Recognition: unknown
Low-Rank Adaptation for Critic Learning in Off-Policy Reinforcement Learning
Pith reviewed 2026-05-10 02:51 UTC · model grok-4.3
The pith
Freezing base critic weights and training only low-rank adapters reduces overfitting and boosts performance in off-policy RL.
A machine-rendered reading of the paper's core claim, the machinery that carries it, and where it could break.
Core claim
Our approach freezes randomly initialized base matrices and optimizes only the corresponding low-rank adapters in the critic, thereby constraining critic updates to a low-dimensional subspace. This provides a simple structural regularizer that efficiently reduces critic loss and improves policy performance in off-policy RL settings.
What carries the argument
Low-Rank Adaptation (LoRA) on critic networks, freezing base matrices and training only low-rank adapters to constrain updates to a low-dimensional subspace.
If this is right
- Critic loss decreases more efficiently throughout training.

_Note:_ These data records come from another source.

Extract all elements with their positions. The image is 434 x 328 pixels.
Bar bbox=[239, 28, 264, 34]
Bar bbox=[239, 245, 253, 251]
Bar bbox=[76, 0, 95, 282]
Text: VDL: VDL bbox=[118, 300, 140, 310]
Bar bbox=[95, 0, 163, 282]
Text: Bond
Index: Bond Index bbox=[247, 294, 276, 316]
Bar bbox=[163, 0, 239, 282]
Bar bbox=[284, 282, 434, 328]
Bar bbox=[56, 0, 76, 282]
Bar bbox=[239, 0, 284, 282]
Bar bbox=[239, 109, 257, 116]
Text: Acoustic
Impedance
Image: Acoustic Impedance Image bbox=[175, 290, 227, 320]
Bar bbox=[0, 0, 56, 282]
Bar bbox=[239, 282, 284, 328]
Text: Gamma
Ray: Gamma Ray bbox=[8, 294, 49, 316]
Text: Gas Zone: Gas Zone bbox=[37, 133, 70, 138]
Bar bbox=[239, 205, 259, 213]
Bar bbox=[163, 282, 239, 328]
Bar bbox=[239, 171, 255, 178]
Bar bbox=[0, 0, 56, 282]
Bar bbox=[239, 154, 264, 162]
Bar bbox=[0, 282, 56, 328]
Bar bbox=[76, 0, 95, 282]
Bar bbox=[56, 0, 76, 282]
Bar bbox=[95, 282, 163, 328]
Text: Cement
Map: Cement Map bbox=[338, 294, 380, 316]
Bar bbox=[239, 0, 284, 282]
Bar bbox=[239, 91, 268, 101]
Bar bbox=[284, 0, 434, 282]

- Policy performance improves or matches the best results on most tasks.
- The method applies across SAC, FastTD3, and different network architectures.
- Structural regularization emerges without extra hyperparameters or loss terms.
Where Pith is reading between the lines
- The subspace constraint may support longer training runs before instability sets in.
- Low-rank critics could scale to higher capacities in environments with scarce or noisy data.
- Similar freezing of base weights might regularize other components such as actors in the same framework.
Load-bearing premise
Freezing randomly initialized base matrices and optimizing only low-rank adapters sufficiently preserves the critic's expressive power while preventing overfitting in replay-based training.
What would settle it
A direct comparison on tasks with minimal overfitting risk where LoRA critics achieve noticeably lower returns than full-parameter critics, showing the low-rank constraint has removed necessary capacity.
Figures
read the original abstract
Scaling critic capacity is a promising direction for improving off-policy reinforcement learning (RL). However, recent work shows that larger critics are prone to overfitting and instability in replay-based bootstrapped training. In this paper, we propose using Low-Rank Adaptation (LoRA) as a structural regularizer for critic learning. Our approach freezes randomly initialized base matrices and optimizes only the corresponding low-rank adapters, thereby constraining critic updates to a low-dimensional subspace. We evaluate our method across different off-policy RL algorithms, including SAC and FastTD3 based on different network architectures. Empirically, LoRA efficiently reduces critic loss during training and improves overall policy performance, achieving the best or competitive results on most tasks. Extensive experiments demonstrate that our low-rank updates provide a simple and effective form of structural regularization for critic learning in off-policy RL.
Editorial analysis
A structured set of objections, weighed in public.
Referee Report
Summary. The paper proposes Low-Rank Adaptation (LoRA) as a structural regularizer for critic networks in off-policy RL algorithms such as SAC and FastTD3. Randomly initialized base matrices are frozen while only low-rank adapters are optimized, constraining critic updates to a low-dimensional subspace during replay-based bootstrapped training. The authors claim this reduces critic loss, mitigates overfitting from large critics, and yields best or competitive policy performance across tasks, supported by extensive experiments on different network architectures.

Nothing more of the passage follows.